VNO, the airspeed where the green and yellow arcs meet on the airspeed indicator, is the "maximum structural cruising speed" (FAR 1.2). An airplane should only be flown above VNO in calm air. Comparing this to VA, the speed below which the airplane will stall before reaching its load limit, what protection does VNO provide? Turbulence that mimics a full deflection of a control surface would likely qualify as extreme, but what's the middle ground?

VA varies by airplane weight. Does VNO vary by weight, and is the calculation the same?


1 Answer 1


In short, VNO doesn't provide you any protection, it just tells you that flying that fast puts you in a regime where structural damage will occur before increased load factor will cause a stall -- regardless of weight.

For part 23 airplanes that are not turbine powered and VD has not been established, 23.1505(b) establishes VNO must be established such that it is between VC,min and 0.89*VNE. Section 23.335 defines VC as a multiplying factor of the square root of wing loading at design maximum takeoff weight. For normal and utility category airplanes, VC is design cruising speed and is be between 33 √(W/S) and 0.9 VH where W/S is wing loading at the design maximum takeoff weight. The factor 33 may be scaled as low as 28.6 based on W/S values greater than 20 (the regs do not provide units on any of these numbers...). VH is the maximum forward airpseed in level flight at maximum continuous power at sea level.

Section 23.335 also defines VA and the only relation to VC is that VA need not exceed VC.

We can see from this information that establishing VNO is a design choice based ultimately upon maximum possible wing loading as a guideline and unlike VA stall speeds are not involved in the calculation.

What you can take from this is that VA will vary by weight (because this affects the stall speed) but VNO is based upon wing loading at max gross takeoff weight and is constant with actual weight.
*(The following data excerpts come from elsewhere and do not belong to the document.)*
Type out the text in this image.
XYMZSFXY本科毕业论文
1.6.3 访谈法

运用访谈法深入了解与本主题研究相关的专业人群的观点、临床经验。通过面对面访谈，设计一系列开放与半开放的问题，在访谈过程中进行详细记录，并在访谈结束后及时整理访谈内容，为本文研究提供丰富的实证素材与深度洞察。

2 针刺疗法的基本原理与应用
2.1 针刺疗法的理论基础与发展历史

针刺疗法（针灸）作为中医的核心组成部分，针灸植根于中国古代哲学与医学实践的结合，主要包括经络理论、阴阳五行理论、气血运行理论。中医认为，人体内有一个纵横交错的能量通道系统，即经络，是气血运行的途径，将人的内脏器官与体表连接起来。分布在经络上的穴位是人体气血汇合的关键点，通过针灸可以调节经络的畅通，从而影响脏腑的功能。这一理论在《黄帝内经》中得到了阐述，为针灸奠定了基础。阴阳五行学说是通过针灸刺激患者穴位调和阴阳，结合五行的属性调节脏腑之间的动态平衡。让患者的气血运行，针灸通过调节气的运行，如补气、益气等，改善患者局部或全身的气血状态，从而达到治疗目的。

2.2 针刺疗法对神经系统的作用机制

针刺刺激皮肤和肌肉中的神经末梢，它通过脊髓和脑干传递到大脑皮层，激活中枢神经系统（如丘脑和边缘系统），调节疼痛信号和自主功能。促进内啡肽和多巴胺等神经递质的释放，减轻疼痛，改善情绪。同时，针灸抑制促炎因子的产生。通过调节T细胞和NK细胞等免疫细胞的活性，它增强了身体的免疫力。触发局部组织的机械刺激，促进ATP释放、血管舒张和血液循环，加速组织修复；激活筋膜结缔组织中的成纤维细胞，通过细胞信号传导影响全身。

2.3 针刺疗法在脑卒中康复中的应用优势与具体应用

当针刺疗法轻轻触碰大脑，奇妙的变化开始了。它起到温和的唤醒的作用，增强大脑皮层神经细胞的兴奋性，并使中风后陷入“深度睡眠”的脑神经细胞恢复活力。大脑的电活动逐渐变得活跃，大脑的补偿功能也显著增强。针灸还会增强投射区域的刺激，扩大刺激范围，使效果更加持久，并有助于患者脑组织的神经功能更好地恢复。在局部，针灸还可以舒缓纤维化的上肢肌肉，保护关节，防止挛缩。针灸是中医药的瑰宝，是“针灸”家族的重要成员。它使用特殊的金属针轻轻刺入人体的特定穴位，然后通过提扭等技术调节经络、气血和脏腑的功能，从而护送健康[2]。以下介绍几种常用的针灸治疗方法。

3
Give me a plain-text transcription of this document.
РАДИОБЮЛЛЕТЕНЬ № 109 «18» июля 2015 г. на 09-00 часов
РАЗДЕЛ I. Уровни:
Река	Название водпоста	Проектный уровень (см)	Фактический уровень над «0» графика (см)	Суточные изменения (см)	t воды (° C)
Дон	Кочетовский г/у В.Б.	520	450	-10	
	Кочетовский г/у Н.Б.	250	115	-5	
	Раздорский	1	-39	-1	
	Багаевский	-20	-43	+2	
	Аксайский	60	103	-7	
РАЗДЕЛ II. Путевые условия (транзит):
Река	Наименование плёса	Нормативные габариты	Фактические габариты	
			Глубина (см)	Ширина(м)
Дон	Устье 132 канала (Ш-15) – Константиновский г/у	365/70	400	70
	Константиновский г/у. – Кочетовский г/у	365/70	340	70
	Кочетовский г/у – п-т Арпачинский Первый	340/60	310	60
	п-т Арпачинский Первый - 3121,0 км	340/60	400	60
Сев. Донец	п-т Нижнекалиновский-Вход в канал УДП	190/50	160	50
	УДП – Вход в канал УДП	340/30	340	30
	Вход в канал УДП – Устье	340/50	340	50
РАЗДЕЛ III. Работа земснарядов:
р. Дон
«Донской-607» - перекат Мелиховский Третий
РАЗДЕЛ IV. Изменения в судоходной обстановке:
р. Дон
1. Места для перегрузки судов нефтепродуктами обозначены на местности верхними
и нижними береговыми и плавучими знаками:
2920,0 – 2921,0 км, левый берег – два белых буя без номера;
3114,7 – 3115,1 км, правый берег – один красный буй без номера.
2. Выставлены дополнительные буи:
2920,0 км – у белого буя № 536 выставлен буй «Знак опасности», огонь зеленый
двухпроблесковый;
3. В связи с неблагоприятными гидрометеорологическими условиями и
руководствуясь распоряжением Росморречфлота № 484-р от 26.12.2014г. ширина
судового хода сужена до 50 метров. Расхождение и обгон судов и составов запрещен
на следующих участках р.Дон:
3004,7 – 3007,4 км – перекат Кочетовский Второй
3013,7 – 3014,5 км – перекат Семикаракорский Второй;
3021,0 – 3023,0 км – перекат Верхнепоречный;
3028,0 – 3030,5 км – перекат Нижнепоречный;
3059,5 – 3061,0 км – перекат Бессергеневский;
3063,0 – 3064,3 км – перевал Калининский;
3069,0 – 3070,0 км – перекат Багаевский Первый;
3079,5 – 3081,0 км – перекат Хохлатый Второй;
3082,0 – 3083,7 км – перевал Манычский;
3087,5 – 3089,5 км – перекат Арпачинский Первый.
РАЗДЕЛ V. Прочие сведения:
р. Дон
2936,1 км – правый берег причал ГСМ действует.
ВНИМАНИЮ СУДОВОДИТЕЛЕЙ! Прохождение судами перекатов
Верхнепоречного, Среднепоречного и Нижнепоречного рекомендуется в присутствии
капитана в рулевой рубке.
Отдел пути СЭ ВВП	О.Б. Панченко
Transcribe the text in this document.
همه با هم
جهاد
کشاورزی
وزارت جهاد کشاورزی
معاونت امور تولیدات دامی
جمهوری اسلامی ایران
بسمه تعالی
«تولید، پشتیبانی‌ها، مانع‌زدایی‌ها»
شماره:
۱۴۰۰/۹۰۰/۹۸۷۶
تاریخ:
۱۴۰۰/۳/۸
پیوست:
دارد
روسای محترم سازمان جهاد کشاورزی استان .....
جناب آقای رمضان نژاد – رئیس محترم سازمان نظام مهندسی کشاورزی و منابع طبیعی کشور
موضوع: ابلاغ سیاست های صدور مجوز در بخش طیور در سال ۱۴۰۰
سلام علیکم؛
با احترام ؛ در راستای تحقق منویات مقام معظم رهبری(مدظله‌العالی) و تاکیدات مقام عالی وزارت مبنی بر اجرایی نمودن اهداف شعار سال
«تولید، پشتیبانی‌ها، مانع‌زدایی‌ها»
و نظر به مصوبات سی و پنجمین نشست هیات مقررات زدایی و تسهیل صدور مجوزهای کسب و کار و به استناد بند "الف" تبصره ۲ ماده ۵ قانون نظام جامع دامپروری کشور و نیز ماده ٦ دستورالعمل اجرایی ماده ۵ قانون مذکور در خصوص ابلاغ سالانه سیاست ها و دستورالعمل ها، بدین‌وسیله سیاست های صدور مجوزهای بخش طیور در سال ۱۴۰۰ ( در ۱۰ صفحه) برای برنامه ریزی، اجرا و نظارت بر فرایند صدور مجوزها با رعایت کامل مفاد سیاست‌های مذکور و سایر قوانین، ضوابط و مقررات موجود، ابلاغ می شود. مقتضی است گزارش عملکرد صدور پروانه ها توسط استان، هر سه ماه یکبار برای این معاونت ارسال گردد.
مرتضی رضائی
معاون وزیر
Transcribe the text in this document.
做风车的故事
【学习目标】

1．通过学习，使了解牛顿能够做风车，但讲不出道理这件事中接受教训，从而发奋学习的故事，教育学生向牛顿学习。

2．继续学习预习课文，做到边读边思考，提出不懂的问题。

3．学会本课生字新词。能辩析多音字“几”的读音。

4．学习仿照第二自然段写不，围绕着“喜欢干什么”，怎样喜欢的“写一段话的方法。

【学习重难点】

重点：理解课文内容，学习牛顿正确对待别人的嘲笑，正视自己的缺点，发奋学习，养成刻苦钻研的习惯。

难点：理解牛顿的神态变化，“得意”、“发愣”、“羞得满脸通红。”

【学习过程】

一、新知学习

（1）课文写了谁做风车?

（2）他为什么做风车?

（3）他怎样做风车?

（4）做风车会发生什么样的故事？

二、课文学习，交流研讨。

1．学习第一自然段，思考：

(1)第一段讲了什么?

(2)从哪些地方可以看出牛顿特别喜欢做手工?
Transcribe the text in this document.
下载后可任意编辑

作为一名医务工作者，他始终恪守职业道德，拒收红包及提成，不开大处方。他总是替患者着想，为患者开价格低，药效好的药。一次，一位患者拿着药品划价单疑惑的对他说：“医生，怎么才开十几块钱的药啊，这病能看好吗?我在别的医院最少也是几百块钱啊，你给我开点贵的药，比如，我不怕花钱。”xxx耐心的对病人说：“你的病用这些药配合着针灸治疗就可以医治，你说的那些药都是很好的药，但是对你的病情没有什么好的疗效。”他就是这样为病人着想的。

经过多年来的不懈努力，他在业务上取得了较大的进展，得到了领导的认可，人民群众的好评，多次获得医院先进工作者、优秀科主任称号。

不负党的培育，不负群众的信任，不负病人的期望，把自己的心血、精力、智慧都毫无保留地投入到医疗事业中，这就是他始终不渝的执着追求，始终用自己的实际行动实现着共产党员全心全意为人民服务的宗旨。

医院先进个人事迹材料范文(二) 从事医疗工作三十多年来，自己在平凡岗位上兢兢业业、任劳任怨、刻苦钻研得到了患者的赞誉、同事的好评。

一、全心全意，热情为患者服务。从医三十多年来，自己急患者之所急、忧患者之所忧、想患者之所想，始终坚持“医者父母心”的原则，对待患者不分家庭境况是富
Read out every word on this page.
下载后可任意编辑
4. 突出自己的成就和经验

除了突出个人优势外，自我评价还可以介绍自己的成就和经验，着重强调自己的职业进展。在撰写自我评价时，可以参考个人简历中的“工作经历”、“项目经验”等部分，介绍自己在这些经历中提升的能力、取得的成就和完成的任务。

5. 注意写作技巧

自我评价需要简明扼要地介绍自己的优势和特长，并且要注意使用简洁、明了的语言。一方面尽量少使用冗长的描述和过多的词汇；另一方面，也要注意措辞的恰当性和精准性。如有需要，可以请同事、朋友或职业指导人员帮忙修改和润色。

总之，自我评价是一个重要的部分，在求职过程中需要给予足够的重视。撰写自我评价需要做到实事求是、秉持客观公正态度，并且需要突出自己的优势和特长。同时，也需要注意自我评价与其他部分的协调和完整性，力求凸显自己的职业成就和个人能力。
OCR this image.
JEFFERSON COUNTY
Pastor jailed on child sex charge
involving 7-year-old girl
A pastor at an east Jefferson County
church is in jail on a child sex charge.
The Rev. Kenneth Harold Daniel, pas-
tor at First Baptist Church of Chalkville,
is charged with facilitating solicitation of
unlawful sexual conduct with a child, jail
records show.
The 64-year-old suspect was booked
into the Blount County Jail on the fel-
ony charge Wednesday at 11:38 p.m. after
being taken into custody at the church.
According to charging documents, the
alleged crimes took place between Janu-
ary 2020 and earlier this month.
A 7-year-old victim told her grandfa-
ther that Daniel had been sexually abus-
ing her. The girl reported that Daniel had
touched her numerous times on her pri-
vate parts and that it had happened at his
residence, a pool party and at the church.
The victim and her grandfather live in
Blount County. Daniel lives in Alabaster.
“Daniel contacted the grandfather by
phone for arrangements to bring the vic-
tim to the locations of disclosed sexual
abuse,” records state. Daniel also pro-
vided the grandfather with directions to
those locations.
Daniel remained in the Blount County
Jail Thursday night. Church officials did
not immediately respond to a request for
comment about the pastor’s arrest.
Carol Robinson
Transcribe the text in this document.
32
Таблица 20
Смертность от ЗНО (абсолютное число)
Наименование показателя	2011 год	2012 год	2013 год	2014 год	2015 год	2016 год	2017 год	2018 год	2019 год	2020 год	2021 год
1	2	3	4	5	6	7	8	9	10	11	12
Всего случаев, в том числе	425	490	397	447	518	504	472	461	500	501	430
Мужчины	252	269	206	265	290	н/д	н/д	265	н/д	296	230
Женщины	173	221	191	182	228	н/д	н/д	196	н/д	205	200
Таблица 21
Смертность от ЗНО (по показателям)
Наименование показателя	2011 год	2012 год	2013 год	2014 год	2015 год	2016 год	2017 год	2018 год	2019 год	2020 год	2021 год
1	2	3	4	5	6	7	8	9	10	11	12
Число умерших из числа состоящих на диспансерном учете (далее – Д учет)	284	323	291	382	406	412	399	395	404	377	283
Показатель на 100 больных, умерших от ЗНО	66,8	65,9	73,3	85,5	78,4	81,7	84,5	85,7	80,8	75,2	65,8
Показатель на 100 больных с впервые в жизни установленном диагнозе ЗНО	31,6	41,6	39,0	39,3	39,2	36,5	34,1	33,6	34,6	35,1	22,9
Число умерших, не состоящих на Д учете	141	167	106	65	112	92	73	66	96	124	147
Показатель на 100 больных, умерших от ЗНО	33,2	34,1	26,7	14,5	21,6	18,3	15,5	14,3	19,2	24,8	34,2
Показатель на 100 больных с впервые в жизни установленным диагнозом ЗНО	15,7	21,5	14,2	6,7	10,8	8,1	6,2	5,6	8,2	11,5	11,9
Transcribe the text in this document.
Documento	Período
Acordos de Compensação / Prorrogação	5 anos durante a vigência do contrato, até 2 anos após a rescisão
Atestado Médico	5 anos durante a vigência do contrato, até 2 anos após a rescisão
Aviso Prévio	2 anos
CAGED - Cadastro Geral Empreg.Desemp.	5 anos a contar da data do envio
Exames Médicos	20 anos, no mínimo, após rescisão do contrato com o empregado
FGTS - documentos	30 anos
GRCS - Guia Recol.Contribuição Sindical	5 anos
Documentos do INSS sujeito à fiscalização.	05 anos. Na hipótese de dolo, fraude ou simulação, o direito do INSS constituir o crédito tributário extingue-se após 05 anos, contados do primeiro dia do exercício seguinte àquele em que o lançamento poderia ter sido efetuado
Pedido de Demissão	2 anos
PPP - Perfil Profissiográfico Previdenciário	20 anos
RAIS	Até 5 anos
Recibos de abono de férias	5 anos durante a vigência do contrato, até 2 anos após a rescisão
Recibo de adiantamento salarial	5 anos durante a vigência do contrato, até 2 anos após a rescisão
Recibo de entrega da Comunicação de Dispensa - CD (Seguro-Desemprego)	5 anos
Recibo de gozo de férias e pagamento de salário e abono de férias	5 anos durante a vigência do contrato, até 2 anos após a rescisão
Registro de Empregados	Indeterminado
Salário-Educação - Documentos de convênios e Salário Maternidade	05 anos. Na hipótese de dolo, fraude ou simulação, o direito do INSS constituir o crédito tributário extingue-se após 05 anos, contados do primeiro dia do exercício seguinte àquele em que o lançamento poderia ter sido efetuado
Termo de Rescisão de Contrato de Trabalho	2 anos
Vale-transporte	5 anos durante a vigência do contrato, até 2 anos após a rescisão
Flying slower than VA you will stall before causing structural damage. Flying faster than VA you will cause structural damage before stalling the airplane. VNO will be at least the VA or higher. Flying below this speed doesn't really tell us anything (VA is better for that), but flying above this speed lets us know the design margins for load factor induced structural damage are such that we don't want bumps or abrupt control deflections because we can damage the airplane.

Regulation excerpts.

§23.1505 Airspeed limitations.

(b) The maximum structural cruising speed VNO must be established so that it is—

(1) Not less than the minimum value of VC allowed under §23.335; and

(2) Not more than the lesser of—

(i) VC established under §23.335; or

(ii) 0.89 VNE established under paragraph (a) of this section.

(c)(1) Paragraphs (a) and (b) of this section do not apply to turbine airplanes or to airplanes for which a design diving speed VD/MD is established under §23.335(b)(4). For those airplanes, a maximum operating limit speed (VMO/MMO airspeed or Mach number, whichever is critical at a particular altitude) must be established as a speed that may not be deliberately exceeded in any regime of flight (climb, cruise, or descent) unless a higher speed is authorized for flight test or pilot training operations.

§23.335 Design airspeeds.
Except as provided in paragraph (a)(4) of this section, the selected design airspeeds are equivalent airspeeds (EAS).

(a) Design cruising speed, VC. For VC the following apply:

(1) Where W/S′=wing loading at the design maximum takeoff weight, Vc (in knots) may not be less than—

(i) 33 √(W/S) (for normal, utility, and commuter category airplanes);

(ii) 36 √(W/S) (for acrobatic category airplanes).

(2) For values of W/S more than 20, the multiplying factors may be decreased linearly with W/S to a value of 28.6 where W/S=100.

(3) VC need not be more than 0.9 VH at sea level.

(c) Design maneuvering speed VA. For VA, the following applies:

(1) VA may not be less than VS√n where—

(i) VS is a computed stalling speed with flaps retracted at the design weight, normally based on the maximum airplane normal force coefficients, CNA; and

(ii) n is the limit maneuvering load factor used in design

(2) The value of VA need not exceed the value of VC used in design.